Le potentiel lucratif du marché de l’éducation

9 septembre 2019

Le Québec est actuellement dirigé par un gouvernement caquiste dont le premier ministre, François Legault, est un homme d’affaires avec une vision de la gouvernance des services publics qui ressemble beaucoup à celle qui prévaut dans les milieux privés. Il gouverne donc en ayant en tête les trois « E » : efficacité, efficience et économie.

Mais cette vision néolibérale n’est pas nouvelle. À la fin des années 1970, c’est Margaret Thatcher qui a instauré la réforme de l’administration publique britannique. Plusieurs autres pays ont, par la suite, pris la balle au bond. Et c’est ainsi, notamment, que la sous-traitance s’est immiscée dans le milieu scolaire. Sous le prétexte de générer d’importantes économies, des commissions scolaires ont donné en contrats des parties de gestion, telles les cafétérias des écoles secondaires, ou encore la conciergerie. Pensons également au projet Lab-École, auquel le gouvernement précédent a donné le mandat de « penser l’école de demain ».

Coïncidence, la semaine dernière, nous apprenions que Québec rapatrie des pouvoirs qui appartenaient, entre autres, aux commissions scolaires, comme la construction et l’agrandissement d’écoles. Dans une missive envoyée aux commissions scolaires cet été, on apprend qu’à l’avenir, le ministère de l’Éducation prendra sous son aile plusieurs tâches. Lesquelles ? Pour les donner à qui ?

La transformation des commissions scolaires, qui semble déjà bien commencée, permettra-t-elle au gouvernement de rapatrier et de sous-contracter des services tels que l’informatique, le transport, la gestion de la paie et la conciergerie à des entreprises privées ?

Le Plan d’action numérique en éducation est un chantier qui attirera les entreprises commerciales éducatives.
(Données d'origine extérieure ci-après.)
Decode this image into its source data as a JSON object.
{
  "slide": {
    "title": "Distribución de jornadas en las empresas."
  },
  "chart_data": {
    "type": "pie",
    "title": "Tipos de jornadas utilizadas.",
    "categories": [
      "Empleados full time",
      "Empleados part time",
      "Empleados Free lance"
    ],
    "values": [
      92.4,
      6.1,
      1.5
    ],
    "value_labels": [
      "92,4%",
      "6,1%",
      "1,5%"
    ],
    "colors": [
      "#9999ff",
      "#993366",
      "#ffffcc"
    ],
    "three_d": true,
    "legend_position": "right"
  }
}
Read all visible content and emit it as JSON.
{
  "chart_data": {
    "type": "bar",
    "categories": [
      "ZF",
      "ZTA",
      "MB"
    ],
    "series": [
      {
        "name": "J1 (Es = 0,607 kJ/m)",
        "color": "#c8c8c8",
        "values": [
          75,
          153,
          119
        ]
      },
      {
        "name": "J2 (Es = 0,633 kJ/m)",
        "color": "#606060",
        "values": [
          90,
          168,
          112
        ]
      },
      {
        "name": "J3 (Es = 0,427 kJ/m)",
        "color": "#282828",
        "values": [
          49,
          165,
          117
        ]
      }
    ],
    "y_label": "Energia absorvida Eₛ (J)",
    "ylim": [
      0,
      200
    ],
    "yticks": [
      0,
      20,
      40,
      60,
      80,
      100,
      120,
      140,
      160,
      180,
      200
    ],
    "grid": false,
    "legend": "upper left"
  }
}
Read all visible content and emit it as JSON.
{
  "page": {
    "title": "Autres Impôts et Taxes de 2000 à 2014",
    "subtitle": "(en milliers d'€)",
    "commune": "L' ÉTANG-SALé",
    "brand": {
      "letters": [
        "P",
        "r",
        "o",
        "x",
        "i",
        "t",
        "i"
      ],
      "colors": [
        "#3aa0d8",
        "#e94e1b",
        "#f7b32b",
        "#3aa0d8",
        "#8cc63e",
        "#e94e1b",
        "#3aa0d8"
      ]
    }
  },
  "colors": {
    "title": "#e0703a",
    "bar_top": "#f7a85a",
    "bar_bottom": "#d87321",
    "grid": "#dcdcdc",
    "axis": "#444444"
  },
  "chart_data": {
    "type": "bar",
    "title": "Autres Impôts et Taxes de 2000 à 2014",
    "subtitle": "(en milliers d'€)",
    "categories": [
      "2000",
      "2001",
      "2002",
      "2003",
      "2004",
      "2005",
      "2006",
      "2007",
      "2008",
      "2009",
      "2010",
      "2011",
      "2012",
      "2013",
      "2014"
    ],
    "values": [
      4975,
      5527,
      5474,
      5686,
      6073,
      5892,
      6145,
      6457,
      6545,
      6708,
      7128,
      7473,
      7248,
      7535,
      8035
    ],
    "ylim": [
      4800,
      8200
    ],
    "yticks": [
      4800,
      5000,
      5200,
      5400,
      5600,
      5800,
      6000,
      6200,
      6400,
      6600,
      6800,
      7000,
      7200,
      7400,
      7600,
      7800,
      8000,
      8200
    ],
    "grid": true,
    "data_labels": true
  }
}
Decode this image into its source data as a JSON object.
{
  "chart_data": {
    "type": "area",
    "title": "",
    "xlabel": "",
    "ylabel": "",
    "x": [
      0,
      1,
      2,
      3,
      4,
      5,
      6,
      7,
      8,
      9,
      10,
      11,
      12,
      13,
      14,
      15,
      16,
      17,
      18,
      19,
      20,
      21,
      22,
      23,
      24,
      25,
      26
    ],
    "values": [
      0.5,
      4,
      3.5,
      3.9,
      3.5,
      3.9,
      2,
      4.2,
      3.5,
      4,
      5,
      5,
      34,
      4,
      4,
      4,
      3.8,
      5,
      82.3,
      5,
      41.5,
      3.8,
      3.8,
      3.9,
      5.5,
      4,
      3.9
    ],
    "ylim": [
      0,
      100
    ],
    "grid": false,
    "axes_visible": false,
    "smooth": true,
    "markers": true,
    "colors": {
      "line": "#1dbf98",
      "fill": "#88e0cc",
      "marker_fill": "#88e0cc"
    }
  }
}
La saga des tableaux blancs en est un « bon » exemple.

Déjà, dans le secteur de la formation professionnelle et de la formation aux adultes, les budgets sont tellement minimaux que des petits centres se tournent vers des organismes tels que les carrefours jeunesse-emploi. Les services aux élèves sont minimes voire inexistants. À force d’affamer ces secteurs, les commissions scolaires et les centres doivent maintenant se tourner vers l’expertise extérieure.

Pour la formation aux adultes, des commissions scolaires ont signé des contrats avec des groupes communautaires pour leurs cours d’alphabétisation. La plateforme ChallengeU en est un autre exemple : des services d’enseignement à distance sont donnés par des firmes externes à moindre coût pour les commissions scolaires. Les enseignants deviennent des travailleurs autonomes sans avantages et dont le salaire est beaucoup moins élevé. Oui, oui, au Québec ! Pourquoi parler de sous-traitance aujourd’hui ? Parce que les effets de la guerre commerciale que se livrent les États-Unis et la Chine commencent à se faire sentir et le spectre d’une récession pointe à l’horizon.

Et les périodes de stress budgétaire réactivent fortement ce penchant à concevoir la gestion des services publics comme on le ferait au privé. Il est alors plus facile pour un gouvernement d’imposer la sous-traitance dans les milieux de l’éducation ou de la santé.

Le gouvernement actuel pourrait-il être tenté d’agir ainsi ? Sera-t-il tenté de brandir la menace d’une récession éventuelle pour reléguer des pans de l’éducation au privé ? L’avenir le dira. Une chose est certaine : pour faire reculer un gouvernement, il devient important que la population se rallie, comme l’a fait le mouvement « Je protège mon école publique ». Dans cet ordre d’idées, il sera impératif d’être présents et actifs lors de la prochaine négo.